Os debatedores analisaram a crise institucional gerada pela Operação Satiagraha, da Polícia Federal, que prendeu o banqueiro Daniel Dantas, do grupo Opportunity. Em julho, Mendes foi alvo de protesto de juízes, promotores e delegados por ter ordenado a soltura de Dantas em duas ocasiões. A operação também revelou divisões na própria PF: o delegado responsável, Protógenes Queiroz, denunciou ter sofrido boicote por parte de seus superiores, a quem sonegou informações por temer que elas chegassem aos alvos da investigação.

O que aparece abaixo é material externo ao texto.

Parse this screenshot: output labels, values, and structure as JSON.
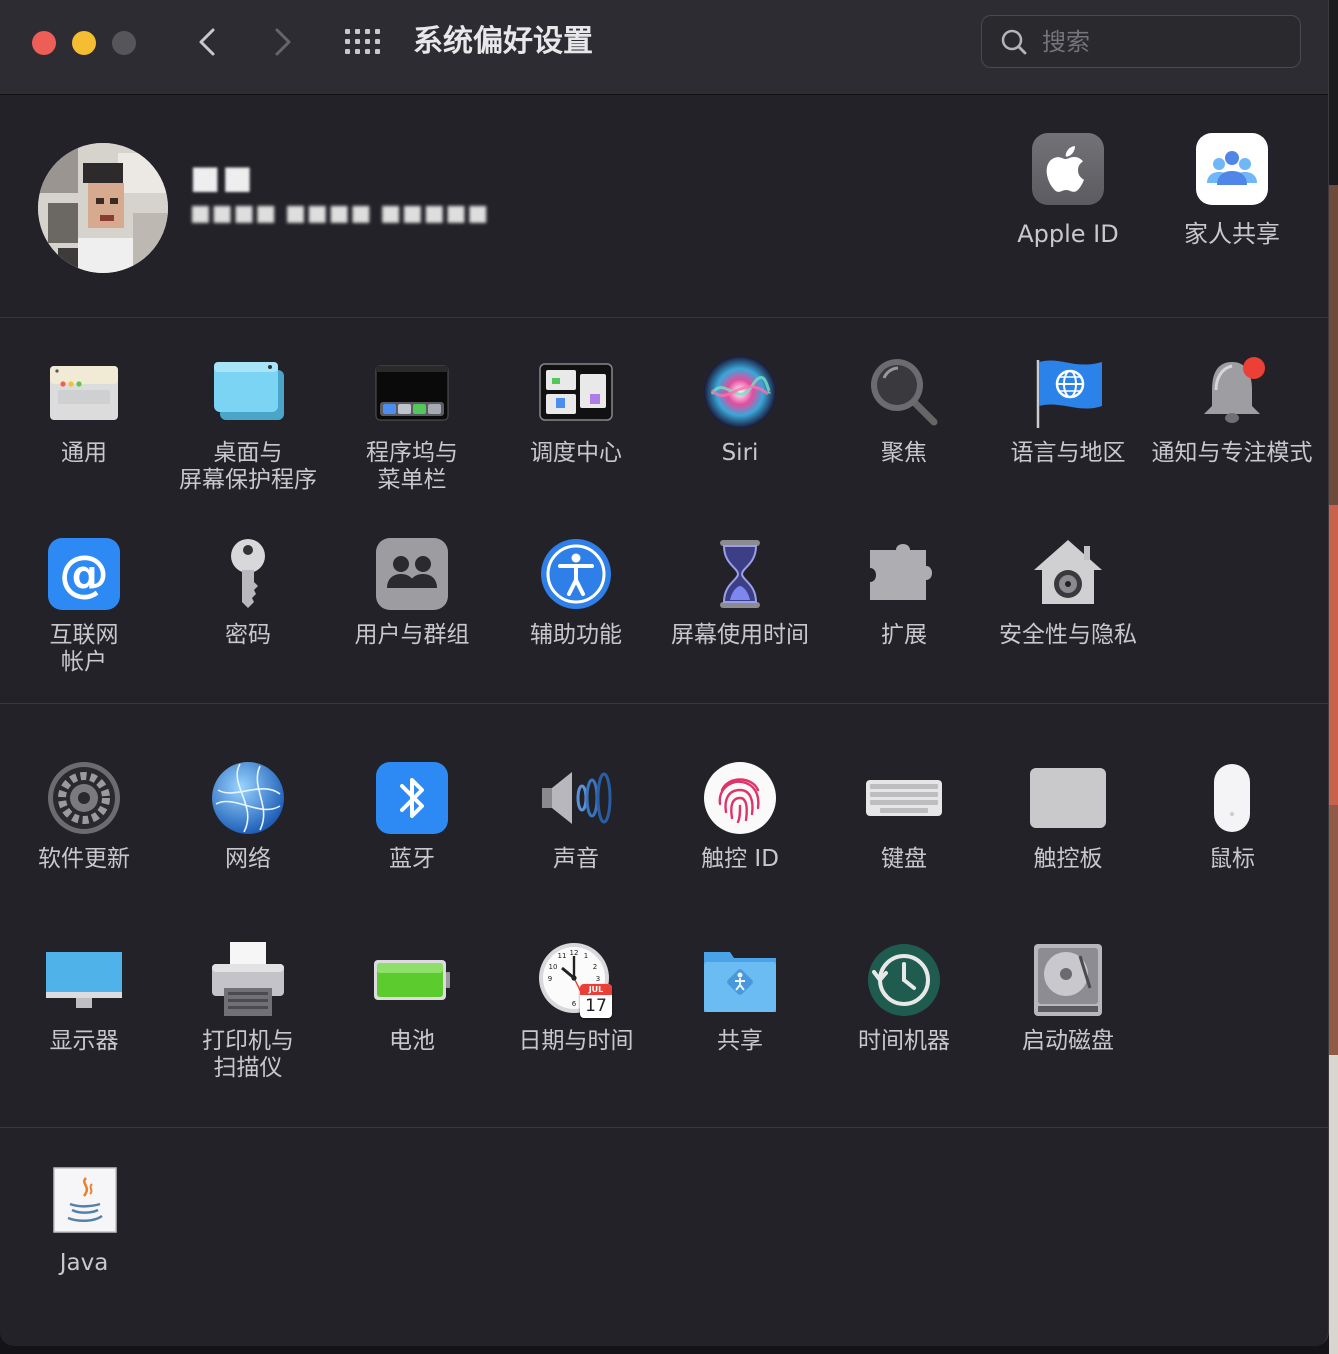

No debate, Mendes enfatizou que é preciso conciliar o combate à corrupção com o respeito aos direitos dos indivíduos. "O criminoso também tem direitos fundamentais", lembrou. Crítico das ações da PF mesmo antes da prisão de Dantas, Mendes voltou a atacar o uso de algemas no transporte de suspeitos. "A prisão, em muitos casos, só se justifica para fazer a imagem e a imagem com algema. Prender é algemar e expor no Jornal Nacional", afirmou o presidente STF.
O ministro da Justiça defendeu a Polícia Federal, mas também sugeriu mudanças na legislação para evitar que o uso de algemas sirva para "expor qualquer pessoa, seja de que nível social ela for". "Há um apenamento antecipado pela exposição pública na mídia. Isso é uma atitude arbitrária do Estado que tem de ser vencida", ressaltou Tarso.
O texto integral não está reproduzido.